The S&P 500 rose 1.8% last week to hit the highest levels seen since August 2022. The index is approaching the critical resistance, near 4310, in the form of the 61.8% Fibonacci retracement of the January - October 2022 plunge.
It is worth noting that the S&P 500 recorded three consecutive monthly green candles, in addition to being up 2.5% in June already. Since the start of March, the index trades about 12.5% higher.
Nasdaq Composite Index (IXIC) added 2% to exceed the last August highs. Last week’s high is now the highest that the tech-heavy index traded in over 13 months.
The mega-cap driven market rally means that the seven largest constituents of the S&P 500 have surged 53% vs. just 0% for the remaining 493 stocks, according to Goldman Sachs.
“The Nasdaq has been up sharply because it has been led by just a few names, but most groups of stocks outside of that have been down,” Rhys Williams, a portfolio manager at Spouting Rock Asset Management, told the WSJ.
“That really reflects how nervous people are about what it might mean to have no interest-rate cuts coming.”
Dow Jones Industrial Average (DJI) gained 2% last week.
Light earnings/economic calendar
On the economic data front, the biggest highlight is the ISM services report that is due later today. There will be no Fed officials speaking this week due to the blackout period leading up to the FOMC meeting on June 13-14.

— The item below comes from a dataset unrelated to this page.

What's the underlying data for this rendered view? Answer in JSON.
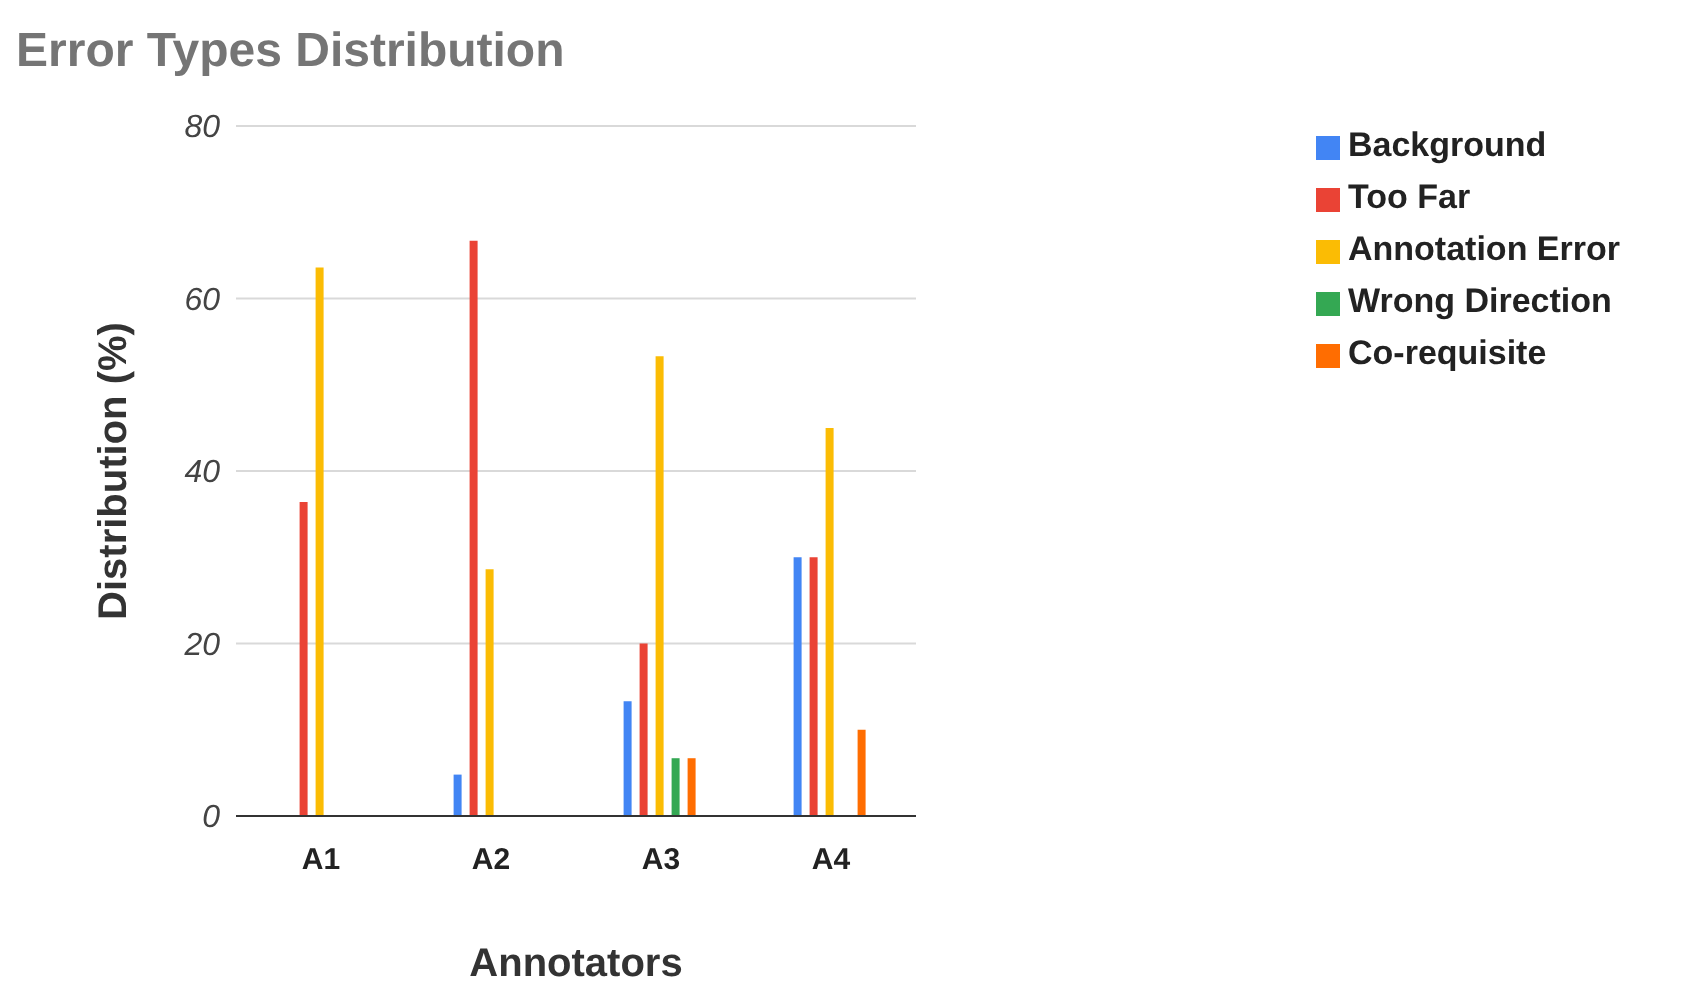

As far as the earnings calendar is concerned, notable earnings reports include Academy Sports and Outdoor (NYSE: ASO), Ciena Corp. (NYSE: CIEN), Campbell Soup (NYSE: CPB), United Natural Foods (NYSE: UNFI), and Nio (NYSE: NIO).
As much as 99% of S&P 500 companies reported actual results for the first quarter so far. According to FactSet, 78% of S&P 500 companies have reported a positive EPS surprise and 75% of S&P 500 companies have reported a positive revenue surprise.
The S&P 500 earnings fell 2.1% for the quarter, much better than the expected 6.7% decline.
“During the months of April and May, analysts lowered EPS estimates for the second quarter by a smaller margin than average,” said John Butters, the senior earnings analyst at FactSet.
What analysts are saying about US stocks
Goldman Sachs’ David Kostin: “The macro environment should remain supportive for stock-pickers given rising equity return dispersion and falling stock correlation.”
Citi’s Scott Chronertt: “Mega Cap Tech/Growth is driving S&P 500 returns year-to-date. Yet, under the surface there are clear signs that investors remain concerned regarding recession risk. Now, artificial intelligence is a topic in most client conversations. Our views are mostly conceptual at this point. Credence must be given to upside risk related to the p-AI-n trade and light investors positioning. However, we remain fundamentally confident in our S&P 500 year-end index target of 4000 and related 3800-4200 trading range.”
BTIG’s Jonathan Krinsky: “The S&P 500 finally broke out above 4,200 and is now into the area of the highs from last August (~4,300). Despite this breakout, the equal-weight S&P remains ~6% below those levels and ~7.5% below February levels. This can change, of course, and perhaps we saw the start of the long-awaited laggard rotation last week as small-caps get back to the upper end of their trading range. Upside Reversion can continue in the nearterm, but we remain skeptical on the big-picture sustainability of this rally.”
Roth MKM’s JC O’Hara: “We maintain an overall neutral view of the S&P 500 at this point, but acknowledge if the current leadership continues, it should be enough to keep the S&P 500 moving higher.”
Evercore ISI’s Julian Emanuel: “ S&P 500 2023 PT to 4,450 from 4,150, 2023 EPSe to $214 from $206. At 20.8x, valuation above the midpoint of the past 30+ years, yet short of Momentum extremes in 1998-00 or 2021. EPS revised on margin “less bad” surprise, Labor strength and Pandemic Savings. “Momentum Markets” are volatile; 4,450 in a “Momentum Market” could arrive by July 4, not Christmas. Our Call will then depend on rally Participation from Small Caps and Banks vs. potential Postponement of the Recession.”